Customize page with the General Info, App Icon, and Splash Screen cards visible

Setting Your App Icon

The App Icon card has a square preview on the left and an upload button on the right. Click Choose Image and pick any PNG, JPEG, GIF, or WebP. After upload, a built-in cropper opens and lets you frame the icon to a 1:1 square.

Recommended source size is 1024x1024 so the editor has enough resolution to generate every density required by iOS (20pt to 1024pt) and Android (mdpi to xxxhdpi) without upscaling.

App Icon card showing square preview, Choose Image upload button, and recommended size hint

After cropping, the icon saves automatically. The square preview updates immediately. The change is baked into your next APK / IPA, customers with the app already installed see the new icon when they update.

Icon Design Guidelines

A few rules that make icons read well at every size:

  • Square, full-bleed, no padding. Both iOS and Android crop and round the icon themselves. Add your own rounded corners or transparent background and you end up with a tiny icon floating inside extra space.
  • No text. Even a single word becomes unreadable at the 60x60 size used in many app trays. Use a logomark or symbol instead. The app name appears below the icon automatically.
  • Bold, single-color shapes. Detailed gradients and photography blur into mush at small sizes. The icon should be recognisable at 20x20 pixels.
  • Match your brand at every density. Test the icon on a phone home screen against your brand's typical wallpaper before locking it in.
  • iOS rounds the corners at the system level. Don't pre-round the icon, you will end up with rounded-corner-inside-rounded-corner artifacts on iOS 18+.

Splash Screen

The Splash Screen is the full-screen image briefly shown while the app boots. It buys you 1 to 3 seconds to load resources without showing a blank screen, and reinforces brand recognition every time someone opens the app.

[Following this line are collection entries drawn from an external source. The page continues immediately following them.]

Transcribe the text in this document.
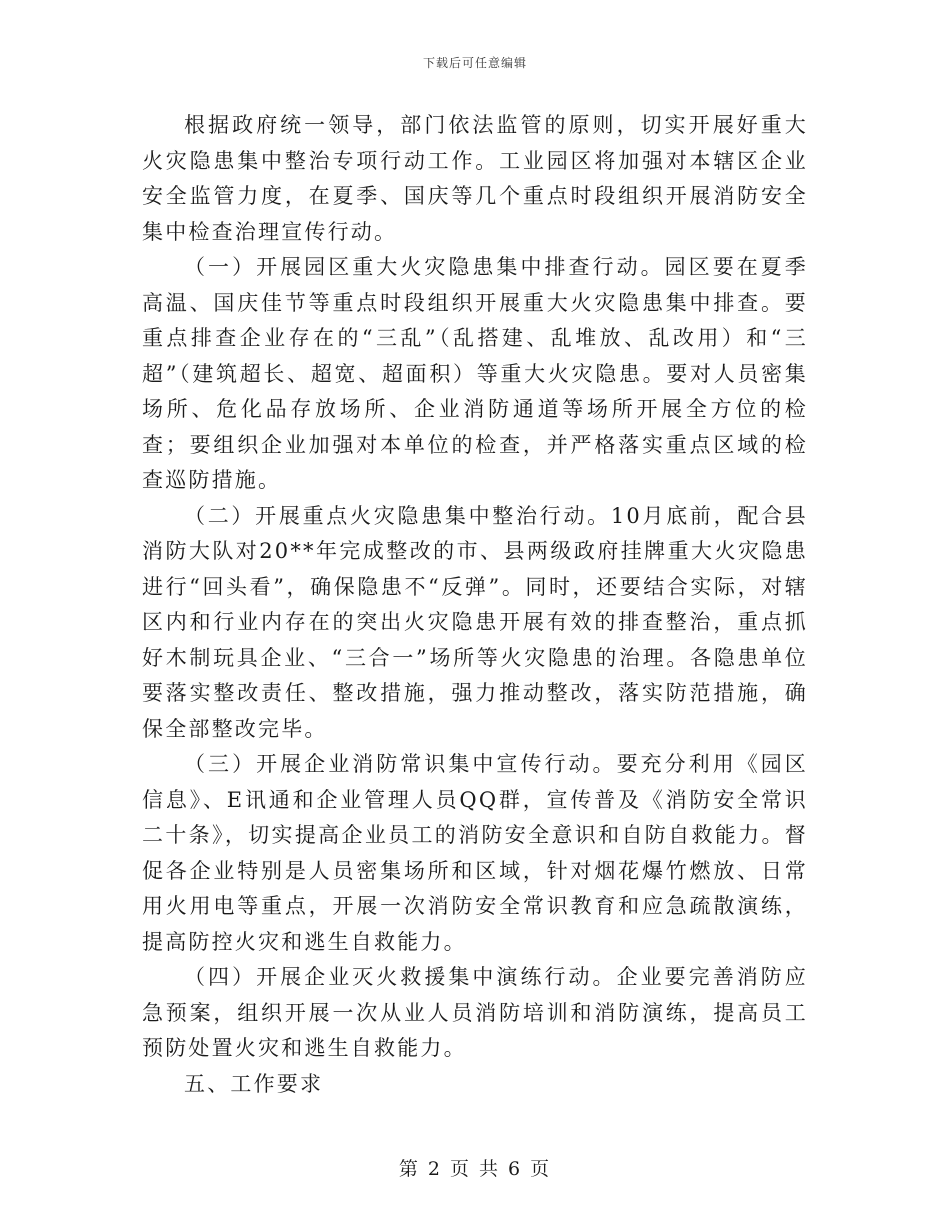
下载后可任意编辑

根据政府统一领导，部门依法监管的原则，切实开展好重大火灾隐患集中整治专项行动工作。工业园区将加强对本辖区企业安全监管力度，在夏季、国庆等几个重点时段组织开展消防安全集中检查治理宣传行动。

（一）开展园区重大火灾隐患集中排查行动。园区要在夏季高温、国庆佳节等重点时段组织开展重大火灾隐患集中排查。要重点排查企业存在的“三乱”（乱搭建、乱堆放、乱改用）和“三超”（建筑超长、超宽、超面积）等重大火灾隐患。要对人员密集场所、危化品存放场所、企业消防通道等场所开展全方位的检查；要组织企业加强对本单位的检查，并严格落实重点区域的检查巡防措施。

（二）开展重点火灾隐患集中整治行动。10月底前，配合县消防大队对20**年完成整改的市、县两级政府挂牌重大火灾隐患进行“回头看”，确保隐患不“反弹”。同时，还要结合实际，对辖区内和行业内存在的突出火灾隐患开展有效的排查整治，重点抓好木制玩具企业、“三合一”场所等火灾隐患的治理。各隐患单位要落实整改责任、整改措施，强力推动整改，落实防范措施，确保全部整改完毕。

（三）开展企业消防常识集中宣传行动。要充分利用《园区信息》、E讯通和企业管理人员QQ群，宣传普及《消防安全常识二十条》，切实提高企业员工的消防安全意识和自防自救能力。督促各企业特别是人员密集场所和区域，针对烟花爆竹燃放、日常用火用电等重点，开展一次消防安全常识教育和应急疏散演练，提高防控火灾和逃生自救能力。

（四）开展企业灭火救援集中演练行动。企业要完善消防应急预案，组织开展一次从业人员消防培训和消防演练，提高员工预防处置火灾和逃生自救能力。

五、工作要求

第 2 页 共 6 页
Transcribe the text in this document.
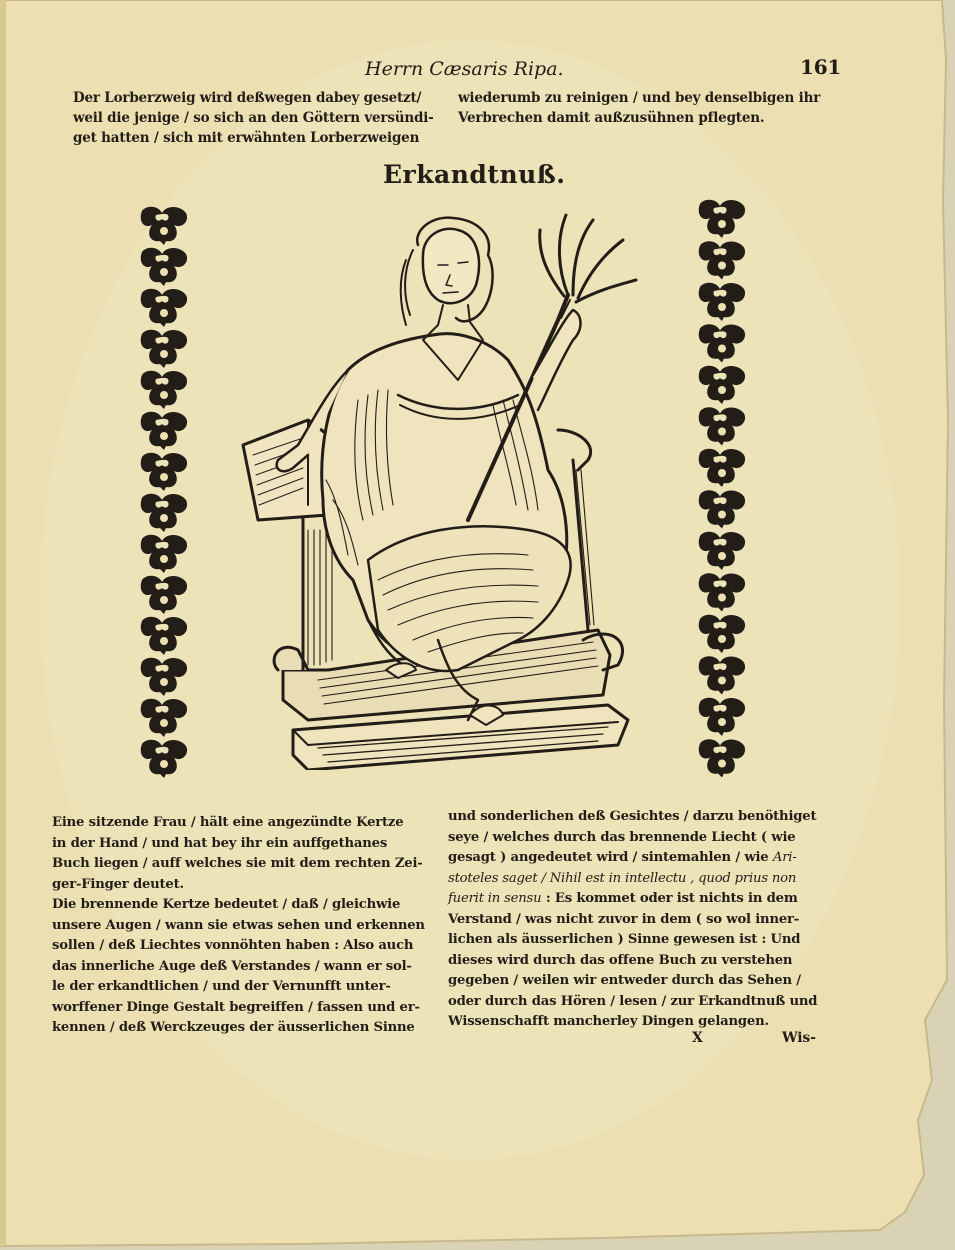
Herrn Cæsaris Ripa.	161
Der Lorberzweig wird deßwegen dabey gesetzt/
weil die jenige / so sich an den Göttern versündi-
get hatten / sich mit erwähnten Lorberzweigen
wiederumb zu reinigen / und bey denselbigen ihr
Verbrechen damit außzusühnen pflegten.
Erkandtnuß.
Eine sitzende Frau / hält eine angezündte Kertze
in der Hand / und hat bey ihr ein auffgethanes
Buch liegen / auff welches sie mit dem rechten Zei-
ger-Finger deutet.
Die brennende Kertze bedeutet / daß / gleichwie
unsere Augen / wann sie etwas sehen und erkennen
sollen / deß Liechtes vonnöhten haben : Also auch
das innerliche Auge deß Verstandes / wann er sol-
le der erkandtlichen / und der Vernunfft unter-
worffener Dinge Gestalt begreiffen / fassen und er-
kennen / deß Werckzeuges der äusserlichen Sinne
und sonderlichen deß Gesichtes / darzu benöthiget
seye / welches durch das brennende Liecht ( wie
gesagt ) angedeutet wird / sintemahlen / wie Ari-
stoteles saget / Nihil est in intellectu , quod prius non
fuerit in sensu : Es kommet oder ist nichts in dem
Verstand / was nicht zuvor in dem ( so wol inner-
lichen als äusserlichen ) Sinne gewesen ist : Und
dieses wird durch das offene Buch zu verstehen
gegeben / weilen wir entweder durch das Sehen /
oder durch das Hören / lesen / zur Erkandtnuß und
Wissenschafft mancherley Dingen gelangen.
X	Wis-
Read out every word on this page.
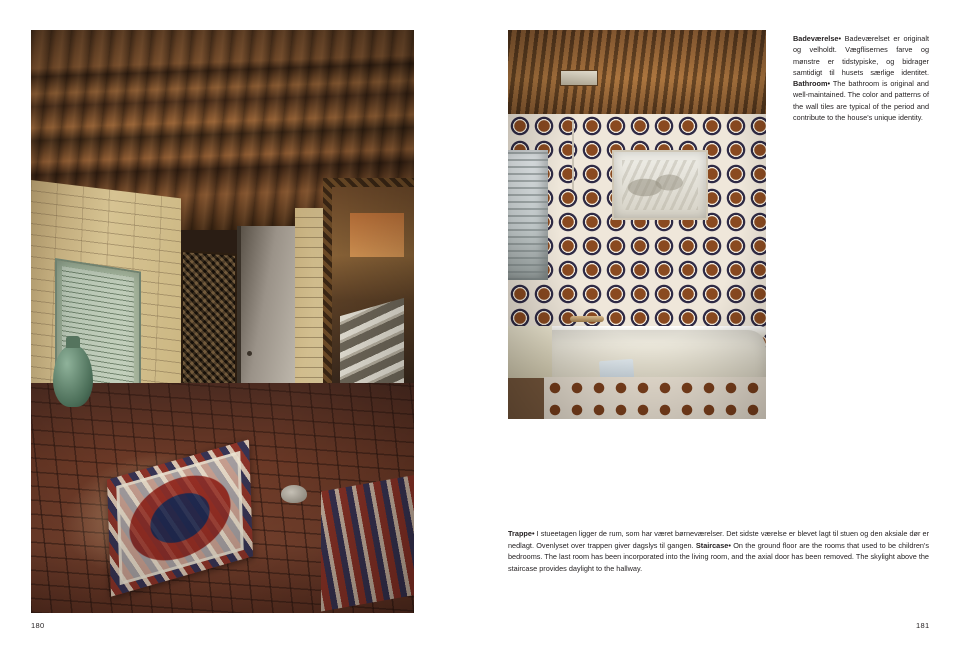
180
Badeværelse• Badeværelset er originalt og velholdt. Vægflisernes farve og mønstre er tidstypiske, og bidrager samtidigt til husets særlige identitet. Bathroom• The bathroom is original and well-maintained. The color and patterns of the wall tiles are typical of the period and contribute to the house's unique identity.
Trappe• I stueetagen ligger de rum, som har været børneværelser. Det sidste værelse er blevet lagt til stuen og den aksiale dør er nedlagt. Ovenlyset over trappen giver dagslys til gangen. Staircase• On the ground floor are the rooms that used to be children's bedrooms. The last room has been incorporated into the living room, and the axial door has been removed. The skylight above the staircase provides daylight to the hallway.
181
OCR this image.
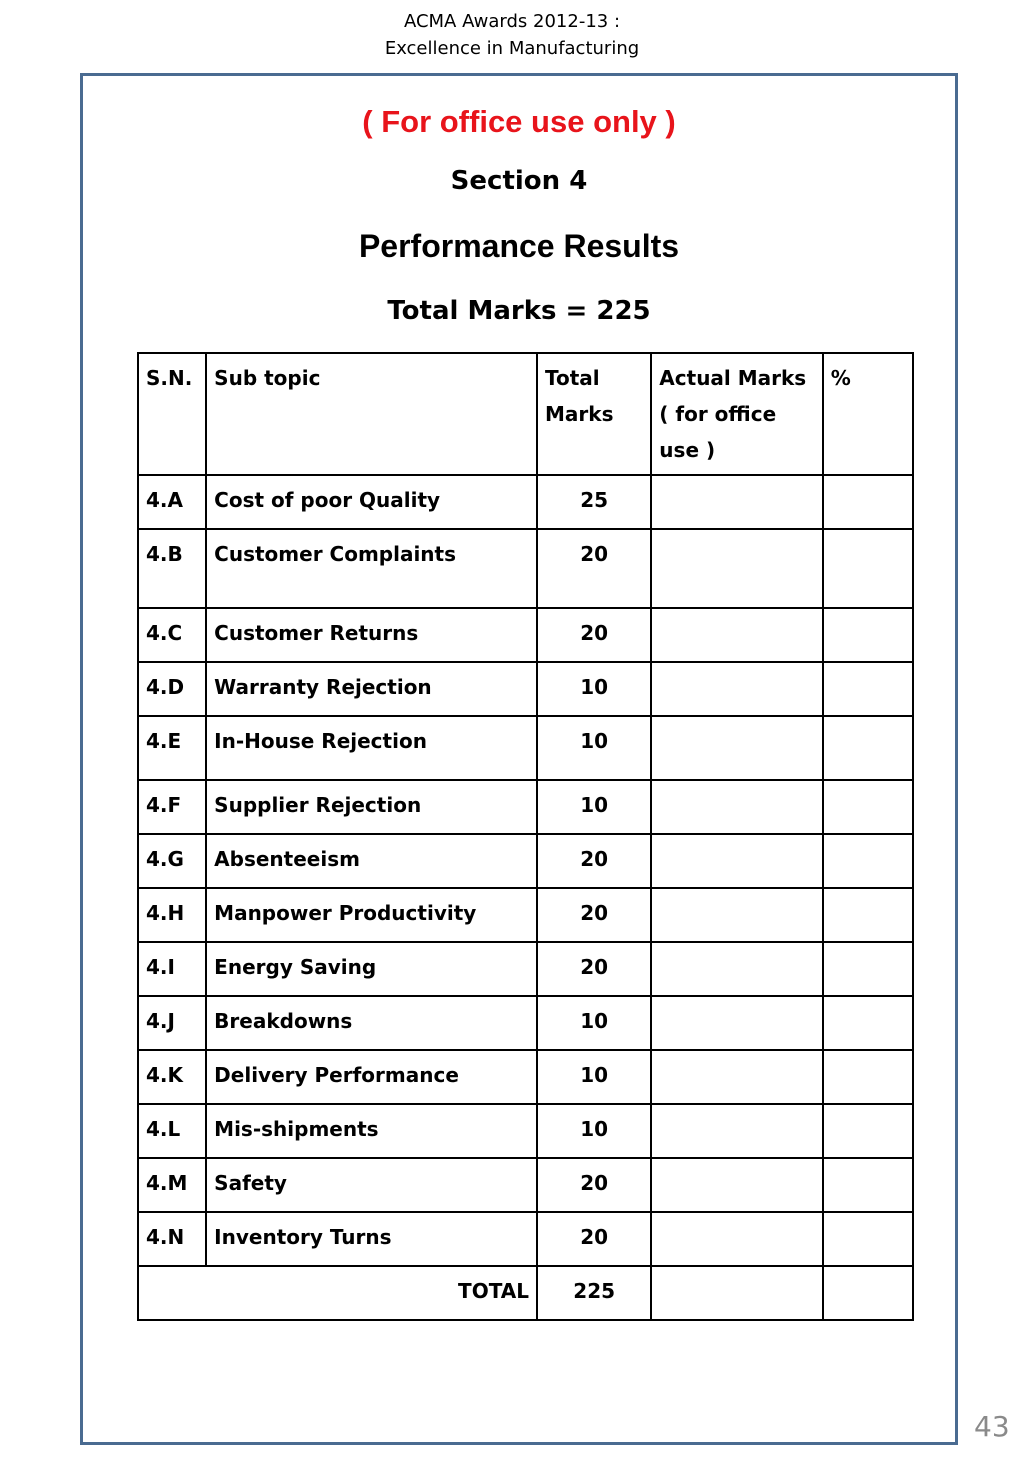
ACMA Awards 2012-13 :
Excellence in Manufacturing
( For office use only )
Section 4
Performance Results
Total Marks = 225
S.N.	Sub topic	Total Marks	Actual Marks ( for office use )	%
4.A	Cost of poor Quality	25		
4.B	Customer Complaints	20		
4.C	Customer Returns	20		
4.D	Warranty Rejection	10		
4.E	In-House Rejection	10		
4.F	Supplier Rejection	10		
4.G	Absenteeism	20		
4.H	Manpower Productivity	20		
4.I	Energy Saving	20		
4.J	Breakdowns	10		
4.K	Delivery Performance	10		
4.L	Mis-shipments	10		
4.M	Safety	20		
4.N	Inventory Turns	20		
TOTAL		225		
43
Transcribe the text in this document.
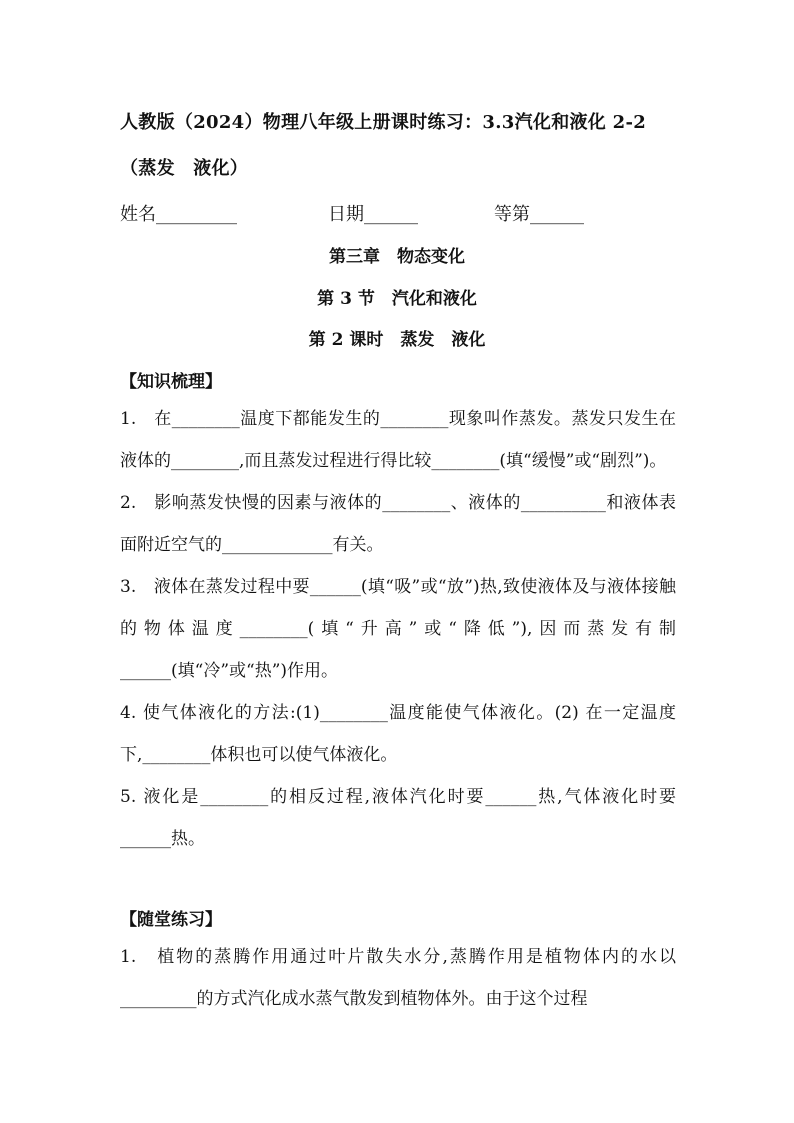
人教版（2024）物理八年级上册课时练习：3.3汽化和液化 2-2
（蒸发　液化）
姓名_________	日期______	等第______
第三章　物态变化
第 3 节　汽化和液化
第 2 课时　蒸发　液化
【知识梳理】

1.　在________温度下都能发生的________现象叫作蒸发。蒸发只发生在液体的________,而且蒸发过程进行得比较________(填“缓慢”或“剧烈”)。

2.　影响蒸发快慢的因素与液体的________、液体的__________和液体表面附近空气的_____________有关。

3.　液体在蒸发过程中要______(填“吸”或“放”)热,致使液体及与液体接触的物体温度________(填“升高”或“降低”),因而蒸发有制______(填“冷”或“热”)作用。

4. 使气体液化的方法:(1)________温度能使气体液化。(2) 在一定温度下,________体积也可以使气体液化。

5. 液化是________的相反过程,液体汽化时要______热,气体液化时要______热。

【随堂练习】

1.　植物的蒸腾作用通过叶片散失水分,蒸腾作用是植物体内的水以_________的方式汽化成水蒸气散发到植物体外。由于这个过程
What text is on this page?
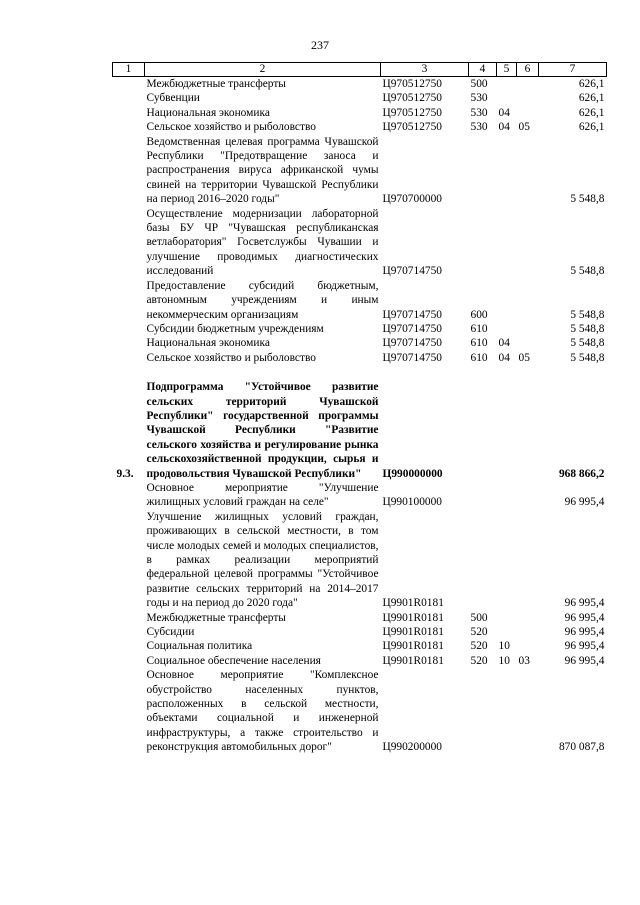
237
1	2	3	4	5	6	7
	Межбюджетные трансферты	Ц970512750	500			626,1
	Субвенции	Ц970512750	530			626,1
	Национальная экономика	Ц970512750	530	04		626,1
	Сельское хозяйство и рыболовство	Ц970512750	530	04	05	626,1
	Ведомственная целевая программа Чувашской Республики "Предотвращение заноса и распространения вируса африканской чумы свиней на территории Чувашской Республики на период 2016–2020 годы"	Ц970700000				5 548,8
	Осуществление модернизации лабораторной базы БУ ЧР "Чувашская республиканская ветлаборатория" Госветслужбы Чувашии и улучшение проводимых диагностических исследований	Ц970714750				5 548,8
	Предоставление субсидий бюджетным, автономным учреждениям и иным некоммерческим организациям	Ц970714750	600			5 548,8
	Субсидии бюджетным учреждениям	Ц970714750	610			5 548,8
	Национальная экономика	Ц970714750	610	04		5 548,8
	Сельское хозяйство и рыболовство	Ц970714750	610	04	05	5 548,8

9.3.	Подпрограмма "Устойчивое развитие сельских территорий Чувашской Республики" государственной программы Чувашской Республики "Развитие сельского хозяйства и регулирование рынка сельскохозяйственной продукции, сырья и продовольствия Чувашской Республики"	Ц990000000				968 866,2
	Основное мероприятие "Улучшение жилищных условий граждан на селе"	Ц990100000				96 995,4
	Улучшение жилищных условий граждан, проживающих в сельской местности, в том числе молодых семей и молодых специалистов, в рамках реализации мероприятий федеральной целевой программы "Устойчивое развитие сельских территорий на 2014–2017 годы и на период до 2020 года"	Ц9901R0181				96 995,4
	Межбюджетные трансферты	Ц9901R0181	500			96 995,4
	Субсидии	Ц9901R0181	520			96 995,4
	Социальная политика	Ц9901R0181	520	10		96 995,4
	Социальное обеспечение населения	Ц9901R0181	520	10	03	96 995,4
	Основное мероприятие "Комплексное обустройство населенных пунктов, расположенных в сельской местности, объектами социальной и инженерной инфраструктуры, а также строительство и реконструкция автомобильных дорог"	Ц990200000				870 087,8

Two pieces: a centred image (typically your logomark) and a background color filling the rest of the screen.

Upload the splash image (square logomark works best), then pick the background color via the color picker or paste a hex code into the field. Click Save next to the color to apply.

Splash Screen card with image preview, Choose Image button, and background color picker

Splash Screen Tips

  • Image at 2048x2048. The splash is shown on tablets too, so it must scale up cleanly. PNG with transparency over a coloured background gives the most flexibility.
  • Centre the logo, leave breathing room. Phones come in many aspect ratios. The system centres your image on every device; if the design touches the edges, it will be cropped on the wider devices.
  • Background color matters. A coloured background reads as branded; pure white reads as "still loading". Pick a color from your brand palette so the launch feels intentional.
  • Match the splash background to the first screen the app lands on. A user opens your app and the splash fades into the home screen, if the colors don't match, you get a visible flash.
  • Avoid tagline text. Same reason as the icon: it becomes unreadable on small phones, and "we are loading" energy is not what you want from your launch screen.

Where Else You Set Visuals

  • App Name (header in the General Info card), the name shown under the icon on home screens and in the app store. Edit here, save, redeploy.
  • App Store listing assets, separate from the icon. Marketing screenshots, store description, keywords live on the Customize > App Info sub-pages and the Download / Publish flow.
  • Tab bar icons / feature icons inside the app, set per-feature in the Features tab. The app icon does not affect those.
  • Push notification badge / silent icon, auto-derived from your app icon by both iOS and Android. You don't set this separately.

Tips and Gotchas

  • Changes only ship in a new build. Setting the icon in the editor doesn't push to existing installs automatically. Generate a new APK / IPA and submit the update for customers to receive the new icon.
  • Use the cropper, do not pre-crop. The built-in cropper produces every required size from one source. Pre-cropping into a square locks you out of future re-crops.
  • The same icon ships to iOS and Android. No need to upload separate assets per platform. The editor generates the platform-specific deliverables from the single source you upload.
  • Splash background = first paint color. If you're unsure what to pick, set it to the same color as the home screen background of your chosen template.
  • App store policies still apply. Apple and Google reject icons that look too similar to system icons or other popular apps. Stick to your own brand identity.